For the factory pattern, it might be better to use package private
constructors, then make the factory object part of the package, so it
has access to the constructors.


I like this idea!

Static methods are ok, but they aren't inheritable and therefore can't
be added to interfaces, so they're a little awkward to work with.


Also, totally unhelpful wrt the Factory pattern.

public class Room implements AssignmentLoadable {
 Room() {} // NOTE: package private
 // etc.
}

public class HotelFactory {
 public List<AssignmentLoadable > newGuestList( File file ) { // etc.
 }
}

You'll need to do a little work massaging AssignmentLoadable into whatever
top level class you want. I took the cheap and easy way out. I didn't make
HotelFactory itself generic because I want a concrete object at the top level
so it's easy to work with.

Now you have to parse the file into classes. This means matching up strings
with objects.
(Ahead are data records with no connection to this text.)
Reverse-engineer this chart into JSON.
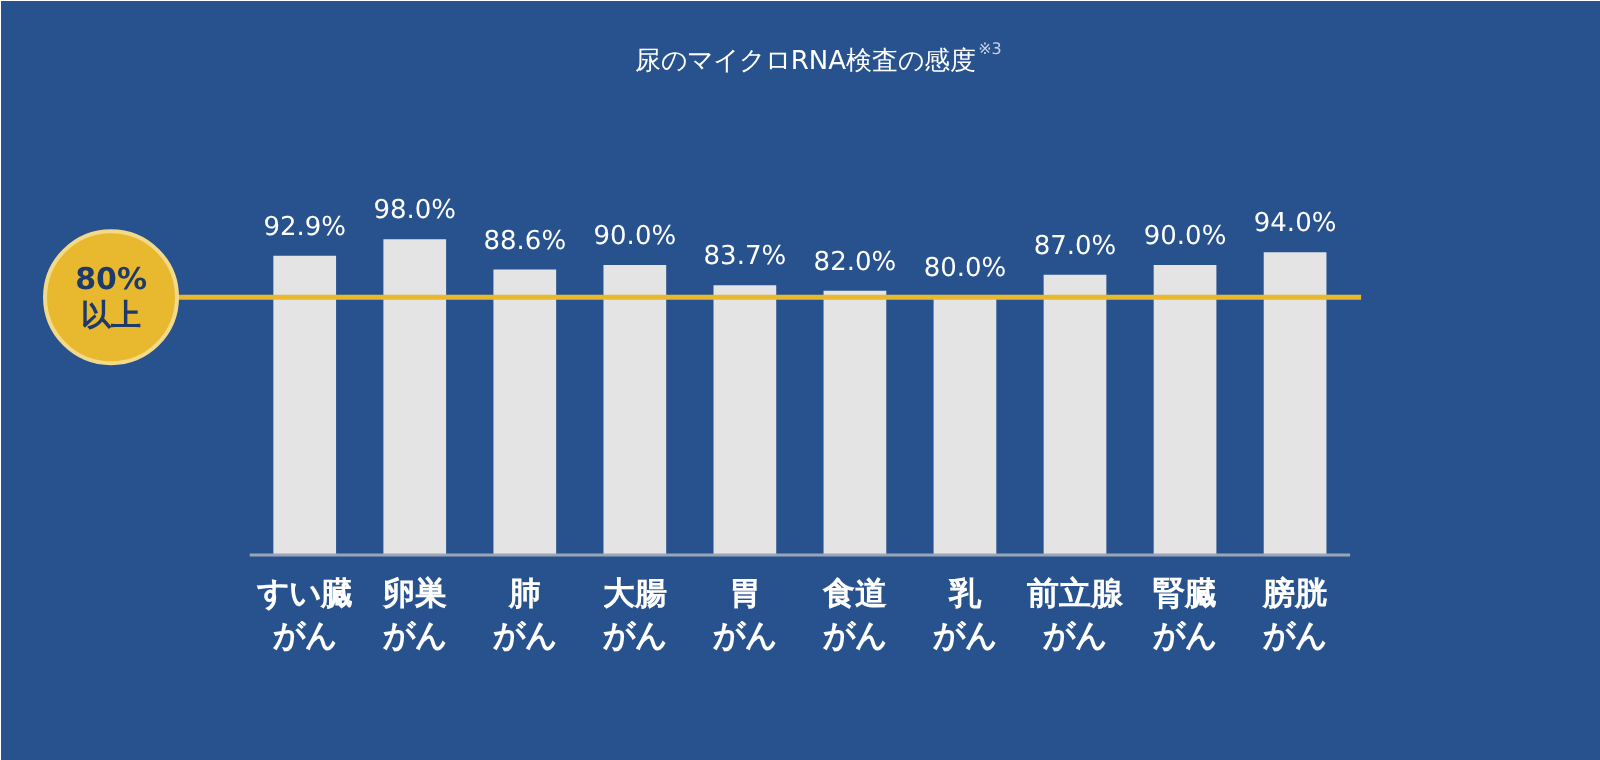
{
  "chart_data": {
    "type": "bar",
    "title": "尿のマイクロRNA検査の感度$^{※3}$",
    "categories": [
      "すい臓がん",
      "卵巣がん",
      "肺がん",
      "大腸がん",
      "胃がん",
      "食道がん",
      "乳がん",
      "前立腺がん",
      "腎臓がん",
      "膀胱がん"
    ],
    "values": [
      92.9,
      98.0,
      88.6,
      90.0,
      83.7,
      82.0,
      80.0,
      87.0,
      90.0,
      94.0
    ],
    "value_labels": [
      "92.9%",
      "98.0%",
      "88.6%",
      "90.0%",
      "83.7%",
      "82.0%",
      "80.0%",
      "87.0%",
      "90.0%",
      "94.0%"
    ],
    "color": "#e4e4e4",
    "ref_lines": [
      {
        "axis": "y",
        "value": 80,
        "label": "80%以上",
        "color": "#e8b92f"
      }
    ],
    "grid": false
  }
}
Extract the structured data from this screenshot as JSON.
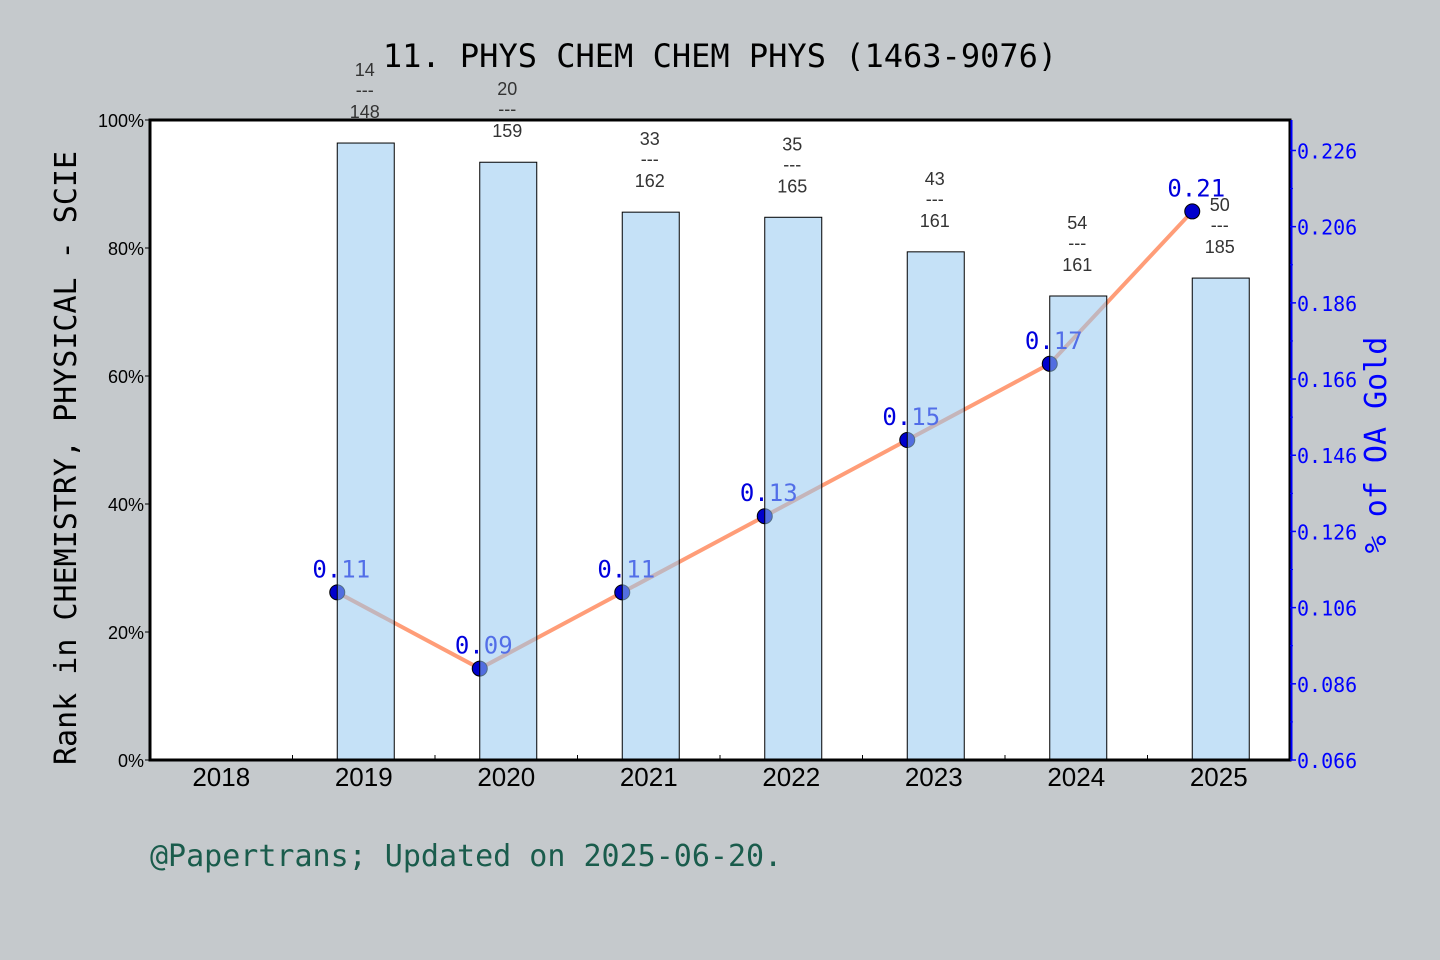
{
  "chart_data": {
    "type": "bar",
    "title": "11. PHYS CHEM CHEM PHYS (1463-9076)",
    "xlabel": "",
    "ylabel": "Rank in CHEMISTRY, PHYSICAL - SCIE",
    "y2label": "% of OA Gold",
    "categories": [
      "2018",
      "2019",
      "2020",
      "2021",
      "2022",
      "2023",
      "2024",
      "2025"
    ],
    "ylim": [
      0,
      100
    ],
    "yticks": [
      "0%",
      "20%",
      "40%",
      "60%",
      "80%",
      "100%"
    ],
    "y2lim": [
      0.066,
      0.234
    ],
    "y2ticks": [
      "0.066",
      "0.086",
      "0.106",
      "0.126",
      "0.146",
      "0.166",
      "0.186",
      "0.206",
      "0.226"
    ],
    "grid": false,
    "series": [
      {
        "type": "bar",
        "values": [
          null,
          96.4,
          93.4,
          85.6,
          84.8,
          79.4,
          72.5,
          75.3
        ],
        "labels": [
          null,
          [
            "14",
            "148"
          ],
          [
            "20",
            "159"
          ],
          [
            "33",
            "162"
          ],
          [
            "35",
            "165"
          ],
          [
            "43",
            "161"
          ],
          [
            "54",
            "161"
          ],
          [
            "50",
            "185"
          ]
        ],
        "color": "#c5e0f7"
      },
      {
        "type": "line",
        "axis": "right",
        "values": [
          null,
          0.11,
          0.09,
          0.11,
          0.13,
          0.15,
          0.17,
          0.21
        ],
        "labels": [
          null,
          "0.11",
          "0.09",
          "0.11",
          "0.13",
          "0.15",
          "0.17",
          "0.21"
        ],
        "color": "#ff9d78",
        "marker_color": "#0000cc"
      }
    ],
    "fraction_separator": "---"
  },
  "footer": "@Papertrans; Updated on 2025-06-20.",
  "colors": {
    "background": "#c5c9cc",
    "right_axis": "#0000ff",
    "footer": "#1a5c4c"
  }
}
A really sophisticated parser might read it's configuration
out of a separate file, so you could confiure it on the fly.

<parse-token>
 <parse-string>Room:</parse-string>
 <parser-class>my.parser.RoomParser</parser-class>
 <object>a00720398.etc.Room</object>
</parse-token>

But for your assignment you might just want to tell the HotelFactory that the
string "Room:" is associated with the class "a00720398.Room" for example.
This gives you a bit of flexibility. It also might be complete overkill for
your assignment. Just building the Strings and classes into HotelFactory as
literals would probably work ok. However, using this setter (and a few
others) to configure the HotelFactory object does give you the ability to
inject a test object into the HotelFactory, which might be handy if you run
into real trouble debugging it.

public class HotelFactory {

 Map<String,Class<? extends AsignmentLoadable>> parserStrings =
   new HashMap<String,Class<? extends AssignmentLoadable>>();

 public void setRoomParsing( String s,
        Class<? extends AssignmentLoadable> c )
 {
   parserStrings.put( s, c );
 }

}

Set this up externally when you make the Factory:

 HotelFactory h = new HotelFactory();
 h.setRoomParseing( "Room:", a00720398.Room.class );
 // etc. for other setters...
 List guests = h.newGuestList( myFile );

Then read your input file, match up strings with classes, and load the
classes up with the assginmentLoad() method, something like this:

class HotelFactory {
 public List<AssignmentLoadable> newGuestList( File file )
         throws FileNotFoundException,
         IOException,
         InstantiationException,
         IllegalAccessException
 {

     List<AssignmentLoadable> guestList = new
LinkedList<AssignmentLoadable>();

     FileInputStream fios = new FileInputStream(file);
     BufferedReader bin = new BufferedReader( new InputStreamReader(fios) );

     String line;
     while( (line = bin.readLine()) != null )
     {
         Class<AssignmentLoadable> c
                 = (Class<AssignmentLoadable>) parserStrings.get( line );
         AssignmentLoadable a = c.newInstance();
         a.assignmentLoad(fios);
         guestList.add(a);
     }
     return guestList;
 }

// etc.

}

There are probably a couple of good design patterns that I'm missing
(parsing is not my strong suit) but this will hopefully at least give
you some ideas.


I didn't get the impression the OP needed to do all that for his
assignment, but if he does, that's solid stuff.

Pattern-wise, er, i'm all out for tonight!